US

Girl Scouts Accuse Boy Scouts Of ‘Infringement’ After Parents Allegedly Confuse Groups

Tom Pennington/Getty Images

Font Size:

Lawyers representing the Girl Scouts accused the Boy Scouts of “infringement” after they say parents accidentally signed their daughters up for the Boy Scouts.

The Boy Scouts responded by saying that the Girl Scouts were starting a “ground war,” BBC reported.

The Board of Directors for the Boy Scouts voted unanimously in October 2017 to begin accepting girls into the group.

In 2018, the Boy Scouts stopped using the word “boy” in their recruitment programs and began accepting girls. The group renamed itself “Scouts BSA.” The move prompted a trademark infringement lawsuit from the Girl Scouts in November 2018, which accused the move by the Boy Scouts of being “uniquely damaging” to them. (RELATED: Girl Scouts Of The USA Files Lawsuit Against Boy Scouts Of America Over Advertising Concerns)

The Girl Scouts accused the Boy Scouts of operating a “covert campaign” to recruit girls after the organization and claimed it experienced a “well-documented” decline in membership.
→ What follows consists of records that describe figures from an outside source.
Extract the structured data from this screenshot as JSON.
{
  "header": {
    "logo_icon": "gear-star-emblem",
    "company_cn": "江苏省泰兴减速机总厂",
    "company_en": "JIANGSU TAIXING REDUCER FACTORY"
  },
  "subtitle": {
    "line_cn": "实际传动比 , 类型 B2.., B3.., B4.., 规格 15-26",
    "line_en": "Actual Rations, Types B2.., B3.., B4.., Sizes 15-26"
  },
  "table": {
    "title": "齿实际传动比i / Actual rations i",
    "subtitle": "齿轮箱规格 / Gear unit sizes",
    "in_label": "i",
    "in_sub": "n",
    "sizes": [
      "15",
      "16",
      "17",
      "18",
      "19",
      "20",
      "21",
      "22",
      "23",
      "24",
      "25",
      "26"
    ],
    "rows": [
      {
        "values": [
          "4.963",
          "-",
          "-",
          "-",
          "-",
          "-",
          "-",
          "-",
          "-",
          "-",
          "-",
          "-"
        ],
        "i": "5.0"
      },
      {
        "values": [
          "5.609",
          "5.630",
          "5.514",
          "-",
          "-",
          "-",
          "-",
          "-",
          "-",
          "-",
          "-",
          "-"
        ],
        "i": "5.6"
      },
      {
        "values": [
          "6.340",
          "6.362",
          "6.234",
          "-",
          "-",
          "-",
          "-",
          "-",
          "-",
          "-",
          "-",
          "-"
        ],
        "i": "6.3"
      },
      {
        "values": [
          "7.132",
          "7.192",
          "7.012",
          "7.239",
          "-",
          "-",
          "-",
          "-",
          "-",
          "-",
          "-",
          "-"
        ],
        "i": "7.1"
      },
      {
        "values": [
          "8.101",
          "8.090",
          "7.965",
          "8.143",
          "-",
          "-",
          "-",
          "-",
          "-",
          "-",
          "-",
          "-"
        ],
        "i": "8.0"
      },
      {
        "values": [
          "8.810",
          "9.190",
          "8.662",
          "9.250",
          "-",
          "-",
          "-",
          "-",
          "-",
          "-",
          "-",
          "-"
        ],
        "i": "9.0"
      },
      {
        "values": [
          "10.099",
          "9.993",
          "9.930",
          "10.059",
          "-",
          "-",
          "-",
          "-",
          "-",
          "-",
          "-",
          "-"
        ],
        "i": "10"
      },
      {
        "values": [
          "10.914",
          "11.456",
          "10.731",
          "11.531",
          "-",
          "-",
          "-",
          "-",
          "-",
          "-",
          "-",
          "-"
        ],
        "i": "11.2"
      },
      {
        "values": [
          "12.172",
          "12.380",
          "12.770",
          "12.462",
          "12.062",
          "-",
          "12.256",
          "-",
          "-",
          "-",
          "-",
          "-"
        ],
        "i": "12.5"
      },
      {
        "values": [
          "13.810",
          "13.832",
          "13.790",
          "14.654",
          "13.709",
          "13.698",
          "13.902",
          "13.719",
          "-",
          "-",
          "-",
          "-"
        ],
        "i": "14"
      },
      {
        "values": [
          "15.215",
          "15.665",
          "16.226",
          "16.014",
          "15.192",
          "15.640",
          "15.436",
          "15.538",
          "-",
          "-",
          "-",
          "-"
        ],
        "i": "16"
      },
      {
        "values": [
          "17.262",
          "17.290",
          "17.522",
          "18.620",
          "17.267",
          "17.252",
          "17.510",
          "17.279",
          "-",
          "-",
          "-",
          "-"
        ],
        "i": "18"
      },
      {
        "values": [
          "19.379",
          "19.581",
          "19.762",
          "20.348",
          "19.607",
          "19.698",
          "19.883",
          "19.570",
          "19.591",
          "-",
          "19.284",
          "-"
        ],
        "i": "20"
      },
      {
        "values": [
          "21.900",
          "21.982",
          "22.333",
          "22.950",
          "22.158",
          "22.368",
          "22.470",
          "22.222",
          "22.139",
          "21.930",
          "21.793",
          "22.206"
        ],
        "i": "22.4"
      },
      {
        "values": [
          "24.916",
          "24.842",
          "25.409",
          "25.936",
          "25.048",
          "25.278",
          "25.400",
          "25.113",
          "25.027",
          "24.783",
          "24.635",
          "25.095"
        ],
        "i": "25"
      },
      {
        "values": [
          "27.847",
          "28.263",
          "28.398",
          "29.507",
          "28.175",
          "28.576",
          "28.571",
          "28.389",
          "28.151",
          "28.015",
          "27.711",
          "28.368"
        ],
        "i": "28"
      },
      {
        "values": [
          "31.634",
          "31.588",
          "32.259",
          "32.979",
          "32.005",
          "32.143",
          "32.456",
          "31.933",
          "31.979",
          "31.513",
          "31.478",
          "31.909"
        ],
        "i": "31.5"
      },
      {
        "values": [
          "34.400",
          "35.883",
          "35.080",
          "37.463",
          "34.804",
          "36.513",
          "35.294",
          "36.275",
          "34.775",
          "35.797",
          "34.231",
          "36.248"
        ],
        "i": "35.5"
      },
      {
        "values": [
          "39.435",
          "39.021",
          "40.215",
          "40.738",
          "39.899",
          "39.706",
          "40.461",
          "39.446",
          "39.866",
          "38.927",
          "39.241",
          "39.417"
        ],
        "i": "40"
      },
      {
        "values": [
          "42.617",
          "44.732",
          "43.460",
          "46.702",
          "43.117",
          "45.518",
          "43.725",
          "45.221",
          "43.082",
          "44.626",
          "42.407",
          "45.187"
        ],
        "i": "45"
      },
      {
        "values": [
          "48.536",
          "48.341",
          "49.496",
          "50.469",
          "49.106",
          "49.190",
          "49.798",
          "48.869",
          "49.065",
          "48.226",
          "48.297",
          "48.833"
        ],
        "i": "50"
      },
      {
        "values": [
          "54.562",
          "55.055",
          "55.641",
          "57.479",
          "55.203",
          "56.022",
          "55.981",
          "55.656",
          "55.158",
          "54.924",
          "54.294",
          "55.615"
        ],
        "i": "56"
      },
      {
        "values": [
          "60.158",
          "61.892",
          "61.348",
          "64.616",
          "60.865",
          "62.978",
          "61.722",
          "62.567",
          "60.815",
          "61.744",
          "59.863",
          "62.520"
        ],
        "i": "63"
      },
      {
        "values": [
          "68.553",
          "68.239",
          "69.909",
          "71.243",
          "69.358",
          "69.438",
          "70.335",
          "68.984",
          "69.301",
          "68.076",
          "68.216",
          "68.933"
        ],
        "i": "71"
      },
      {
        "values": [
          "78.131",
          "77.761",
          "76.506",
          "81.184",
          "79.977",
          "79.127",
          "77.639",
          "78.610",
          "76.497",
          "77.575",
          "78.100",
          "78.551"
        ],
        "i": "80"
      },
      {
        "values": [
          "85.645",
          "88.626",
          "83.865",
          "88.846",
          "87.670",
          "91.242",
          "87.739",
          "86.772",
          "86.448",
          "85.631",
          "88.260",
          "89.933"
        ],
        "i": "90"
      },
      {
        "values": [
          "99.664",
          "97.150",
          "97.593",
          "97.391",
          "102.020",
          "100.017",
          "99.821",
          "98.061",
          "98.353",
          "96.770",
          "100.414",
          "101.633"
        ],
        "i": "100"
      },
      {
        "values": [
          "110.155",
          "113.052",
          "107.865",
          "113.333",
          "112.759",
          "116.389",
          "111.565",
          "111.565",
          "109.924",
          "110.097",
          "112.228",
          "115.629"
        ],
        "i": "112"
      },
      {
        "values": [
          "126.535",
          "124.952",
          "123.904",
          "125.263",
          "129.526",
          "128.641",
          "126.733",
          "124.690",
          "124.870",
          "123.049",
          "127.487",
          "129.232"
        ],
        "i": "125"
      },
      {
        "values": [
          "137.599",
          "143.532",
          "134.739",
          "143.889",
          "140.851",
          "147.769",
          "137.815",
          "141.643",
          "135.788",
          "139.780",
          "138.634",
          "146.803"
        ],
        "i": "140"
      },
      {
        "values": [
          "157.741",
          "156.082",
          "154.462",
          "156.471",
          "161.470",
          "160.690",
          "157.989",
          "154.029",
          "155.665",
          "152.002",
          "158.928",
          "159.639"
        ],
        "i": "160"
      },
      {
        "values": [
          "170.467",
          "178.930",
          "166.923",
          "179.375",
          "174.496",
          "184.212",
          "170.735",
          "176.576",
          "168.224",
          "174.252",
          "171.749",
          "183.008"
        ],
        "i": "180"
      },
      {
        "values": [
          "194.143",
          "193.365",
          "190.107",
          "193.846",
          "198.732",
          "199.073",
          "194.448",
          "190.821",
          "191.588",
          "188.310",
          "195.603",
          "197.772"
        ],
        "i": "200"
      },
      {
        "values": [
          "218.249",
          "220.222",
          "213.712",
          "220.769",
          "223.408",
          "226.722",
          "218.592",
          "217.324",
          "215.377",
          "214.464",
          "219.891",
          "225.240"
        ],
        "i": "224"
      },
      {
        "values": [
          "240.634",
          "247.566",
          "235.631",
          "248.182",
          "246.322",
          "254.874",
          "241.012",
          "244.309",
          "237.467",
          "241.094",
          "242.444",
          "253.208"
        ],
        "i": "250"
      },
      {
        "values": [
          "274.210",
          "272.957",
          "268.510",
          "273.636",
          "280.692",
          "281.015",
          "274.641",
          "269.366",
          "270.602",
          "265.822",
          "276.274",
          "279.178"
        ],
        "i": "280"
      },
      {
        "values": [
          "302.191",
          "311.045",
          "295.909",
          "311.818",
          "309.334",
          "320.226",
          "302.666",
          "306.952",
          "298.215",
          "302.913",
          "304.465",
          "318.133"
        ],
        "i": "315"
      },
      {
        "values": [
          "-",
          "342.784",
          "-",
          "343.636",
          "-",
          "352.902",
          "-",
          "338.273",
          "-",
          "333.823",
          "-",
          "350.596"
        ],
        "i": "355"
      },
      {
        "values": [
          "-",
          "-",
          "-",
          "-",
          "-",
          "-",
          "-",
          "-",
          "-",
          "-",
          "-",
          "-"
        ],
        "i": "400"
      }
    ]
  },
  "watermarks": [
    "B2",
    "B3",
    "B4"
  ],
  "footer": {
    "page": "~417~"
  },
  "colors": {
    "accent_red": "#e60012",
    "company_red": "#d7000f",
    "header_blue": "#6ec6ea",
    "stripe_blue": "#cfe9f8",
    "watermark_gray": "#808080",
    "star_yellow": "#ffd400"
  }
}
Girl Scouts sell cookies as a winter storm moves in on February 8, 2013 in New York City. The scouts did brisk business, setting up shop in locations around Midtown Manhattan on National Girl Scout Cookie Day. (Photo by John Moore/Getty Images)

Girl Scouts sell cookies as a winter storm moves in on February 8, 2013 in New York City. The scouts did brisk business, setting up shop in locations around Midtown Manhattan on National Girl Scout Cookie Day. (Photo by John Moore/Getty Images)

Lawyers for the Boy Scouts asked a judge last month to dismiss the lawsuit, according to the report.

The Girl Scouts made their latest filing Christmas Eve at the Manhattan Federal Court, which claimed that the Boy Scouts’ new recruitment program is “highly damaging” to their group and caused an “explosion of confusion” among parents, BBC reported.

“As a result of Boy Scouts’ infringement … [there have been] rampant instances of confusion and mistaken instances of association between Boy Scouts and Girl Scouts,” the Dec. 24 filing said. The Girl Scouts said that they could provide proof of instances where parents mixed up the groups.

The Boy Scouts said in a Saturday statement that the Girl Scouts’ claim was “not only inaccurate – with no legally admissible instance of this offered to date in this case – but it is also dismissive of the decisions of more than 120,000 girls and young women who have joined Cub Scouts or Scouts BSA.”

Nearly 2.3 million children are members of the Boy Scouts in the United States, down by around one-third since 2000, according to the report. The Girl Scouts has around 1.7 million members nationwide.